A fun fact, as my son would say: I have reached the point in my life where I hear sounds that are not there and don't hear sounds that are.
I can be walking in a hallway at work, someone is behind me and I think suddenly that I've heard this person call my name. I turn around to ask what they want because I definitely don't want them to think I just ignored them - that would be worse - but I can see from their surprised expression that they are thinking, "Geez, where did THAT come from?" We both shrug and I think, "Oh my goodness, where DID that come from?"
Another recent example of this phenomena: my son Dennis says something to me about who-knows-what while standing next to me in the kitchen as I fry cutlets. I don't really catch what he says but I am feeling brave, "Did you just say, Alex ate escargot?" I say this despite thinking it highly unlikely that my traveling-abroad son actually ate snails in a pub in England. Dennis thinks it is amusing how far off the mark I am. Lucky for me, I think so too.
Just as an aside, Alex eventually did eat escargot, but it was in Paris a few weeks later, so maybe I'm just clairvoyant and what I hear inside my head is not just made up stuff. Now, if I can only hear the lottery numbers. Please.
I can also effectively block out the entire world if I wish to. I have honed this art to perfection while living with children, dogs and very, very loud macaws. I can create a bubble around myself no matter where I am or what I am doing and just float happily inside, neither listening to nor caring what is going on around me. This is a nice trick that comes in handy and amazes anyone who witnesses it first-hand though these same amazed people are usually also annoyed that I just completely ignored them.
For most of my life I have had good hearing at the high notes and bad hearing at the low. This state has changed recently. After my last hearing test, I was told that the higher pitches are also now tanking. Since hearing lost is hearing never to be found, it appears I am one step closer to the Miracle Ear.
And while we are on the subject, I might as well confess that the rest of my physical senses are also only shadows of what they once were. I don't drive any place unfamiliar at night because I can't read the road signs until I am right under them. The glorious scent of the sea which once had the power to make me instantaneously blissful, is almost totally lost to me. Pain exists in more parts of my body than I can get pleasure from, so enough said there. Thankfully, I can still taste food fairly well, at least for now, and maybe that's one reason my weight seems to rise with my age.
But the point of mentioning all this is not to lament the losses inherent to aging but to celebrate what the loss makes room for. There are certainly plenty of worse things in this world than fading senses. In fact, what I have found to be true for me is that as the external physical senses have faded, the internal, eternal sense is growing. And this is a darn good thing.
The internal, eternal sense is the ones that scientists don't know exists. But it does. It's just like when we were growing up, scientists did not know why the dinosaurs disappeared. There had to be a cause; everyone knew there had to be a cause. Now we know what that cause was: a giant meteor from outer space landed in Mexico, wiping them all out. In 1968, who would have thunk it?

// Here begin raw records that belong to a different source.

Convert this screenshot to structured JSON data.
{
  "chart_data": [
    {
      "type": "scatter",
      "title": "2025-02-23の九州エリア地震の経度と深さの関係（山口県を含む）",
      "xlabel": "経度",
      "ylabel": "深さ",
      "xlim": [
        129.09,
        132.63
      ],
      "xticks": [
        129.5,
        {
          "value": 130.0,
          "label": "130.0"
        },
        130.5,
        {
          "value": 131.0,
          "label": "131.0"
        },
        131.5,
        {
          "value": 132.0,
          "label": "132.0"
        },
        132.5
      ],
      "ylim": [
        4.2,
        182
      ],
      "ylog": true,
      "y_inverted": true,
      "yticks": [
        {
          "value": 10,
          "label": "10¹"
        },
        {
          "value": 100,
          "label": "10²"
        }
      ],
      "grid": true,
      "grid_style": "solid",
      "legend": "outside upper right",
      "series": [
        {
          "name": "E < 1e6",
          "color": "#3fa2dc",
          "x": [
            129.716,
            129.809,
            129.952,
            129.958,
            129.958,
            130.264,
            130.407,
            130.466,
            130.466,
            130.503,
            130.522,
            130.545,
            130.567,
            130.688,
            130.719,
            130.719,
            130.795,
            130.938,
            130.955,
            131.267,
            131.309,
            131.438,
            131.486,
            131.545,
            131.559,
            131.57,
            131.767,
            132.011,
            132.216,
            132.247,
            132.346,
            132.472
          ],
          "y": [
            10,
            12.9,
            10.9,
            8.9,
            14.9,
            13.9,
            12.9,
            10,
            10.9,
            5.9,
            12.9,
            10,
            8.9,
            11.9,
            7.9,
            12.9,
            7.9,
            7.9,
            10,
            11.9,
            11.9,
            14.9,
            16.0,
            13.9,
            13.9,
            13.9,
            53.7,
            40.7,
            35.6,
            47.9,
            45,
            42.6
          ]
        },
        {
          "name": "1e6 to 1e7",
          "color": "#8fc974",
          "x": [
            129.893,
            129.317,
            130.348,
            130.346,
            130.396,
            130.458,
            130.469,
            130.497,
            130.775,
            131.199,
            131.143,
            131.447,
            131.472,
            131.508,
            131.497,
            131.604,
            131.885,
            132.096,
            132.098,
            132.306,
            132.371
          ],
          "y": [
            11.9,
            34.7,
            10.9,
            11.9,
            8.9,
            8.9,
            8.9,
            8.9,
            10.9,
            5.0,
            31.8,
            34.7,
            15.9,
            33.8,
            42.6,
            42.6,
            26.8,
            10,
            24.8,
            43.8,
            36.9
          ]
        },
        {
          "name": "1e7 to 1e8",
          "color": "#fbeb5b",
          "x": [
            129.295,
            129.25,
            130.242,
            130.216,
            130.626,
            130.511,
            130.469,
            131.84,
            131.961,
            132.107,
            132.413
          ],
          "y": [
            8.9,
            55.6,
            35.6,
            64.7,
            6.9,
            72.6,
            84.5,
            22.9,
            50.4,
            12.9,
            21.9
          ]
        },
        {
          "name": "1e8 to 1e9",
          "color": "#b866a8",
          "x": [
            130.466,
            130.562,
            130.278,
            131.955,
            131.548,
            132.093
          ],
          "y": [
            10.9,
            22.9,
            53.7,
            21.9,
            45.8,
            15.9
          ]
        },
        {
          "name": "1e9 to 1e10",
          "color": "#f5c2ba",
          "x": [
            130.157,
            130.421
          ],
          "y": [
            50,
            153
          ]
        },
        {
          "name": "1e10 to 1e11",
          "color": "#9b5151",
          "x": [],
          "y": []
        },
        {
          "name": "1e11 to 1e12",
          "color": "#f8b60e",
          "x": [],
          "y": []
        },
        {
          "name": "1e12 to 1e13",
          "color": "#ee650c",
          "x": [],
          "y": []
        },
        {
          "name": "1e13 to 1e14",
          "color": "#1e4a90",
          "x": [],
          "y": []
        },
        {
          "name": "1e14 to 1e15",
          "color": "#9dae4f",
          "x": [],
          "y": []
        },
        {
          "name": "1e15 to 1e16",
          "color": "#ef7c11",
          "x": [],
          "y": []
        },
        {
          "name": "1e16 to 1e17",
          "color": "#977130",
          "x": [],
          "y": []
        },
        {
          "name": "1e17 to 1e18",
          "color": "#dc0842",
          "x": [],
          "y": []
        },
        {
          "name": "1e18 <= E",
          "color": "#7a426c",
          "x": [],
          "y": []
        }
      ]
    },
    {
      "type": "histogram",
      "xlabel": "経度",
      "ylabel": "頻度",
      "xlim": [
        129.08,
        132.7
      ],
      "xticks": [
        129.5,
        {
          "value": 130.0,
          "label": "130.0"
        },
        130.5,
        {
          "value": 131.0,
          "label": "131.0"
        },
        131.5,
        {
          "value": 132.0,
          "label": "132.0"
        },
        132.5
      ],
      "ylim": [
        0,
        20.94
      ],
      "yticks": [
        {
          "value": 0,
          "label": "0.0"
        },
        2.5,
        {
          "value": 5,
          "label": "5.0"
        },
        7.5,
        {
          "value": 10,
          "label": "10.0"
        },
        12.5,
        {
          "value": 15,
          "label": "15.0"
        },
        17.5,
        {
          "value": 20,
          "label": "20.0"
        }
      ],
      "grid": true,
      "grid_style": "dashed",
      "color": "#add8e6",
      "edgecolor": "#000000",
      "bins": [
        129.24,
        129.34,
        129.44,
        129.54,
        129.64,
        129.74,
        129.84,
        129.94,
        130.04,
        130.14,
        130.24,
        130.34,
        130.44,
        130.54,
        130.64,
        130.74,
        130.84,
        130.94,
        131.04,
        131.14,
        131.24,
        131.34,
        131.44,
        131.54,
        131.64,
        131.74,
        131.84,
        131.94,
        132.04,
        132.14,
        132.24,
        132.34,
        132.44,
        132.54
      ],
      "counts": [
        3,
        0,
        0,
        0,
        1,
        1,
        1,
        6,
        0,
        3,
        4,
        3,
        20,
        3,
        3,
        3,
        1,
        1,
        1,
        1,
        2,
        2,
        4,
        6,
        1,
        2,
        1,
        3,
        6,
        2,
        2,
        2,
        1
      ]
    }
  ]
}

One day, maybe scientists will be able to identify the sense that grows in place of the ones that fade. And I'm guessing that maybe they'll call it: wisdom.
When I was younger, my eyes saw only what was plainly in front of of me. Now I can see further into the shadows where things are hidden. Where once I trusted only what was "out there;" now I can trust what lies "in here." Where once I sought to BE beautiful, smart, successful; now I seek these things for others. Where once I might have done wrong because it was easy; now I am inclined to do right regardless of cost. And where once I could not block out the madness of the world; I can finally hear the silence within.
There is peace in all this, and a sense that aging is not quite all the loss I expected it to be.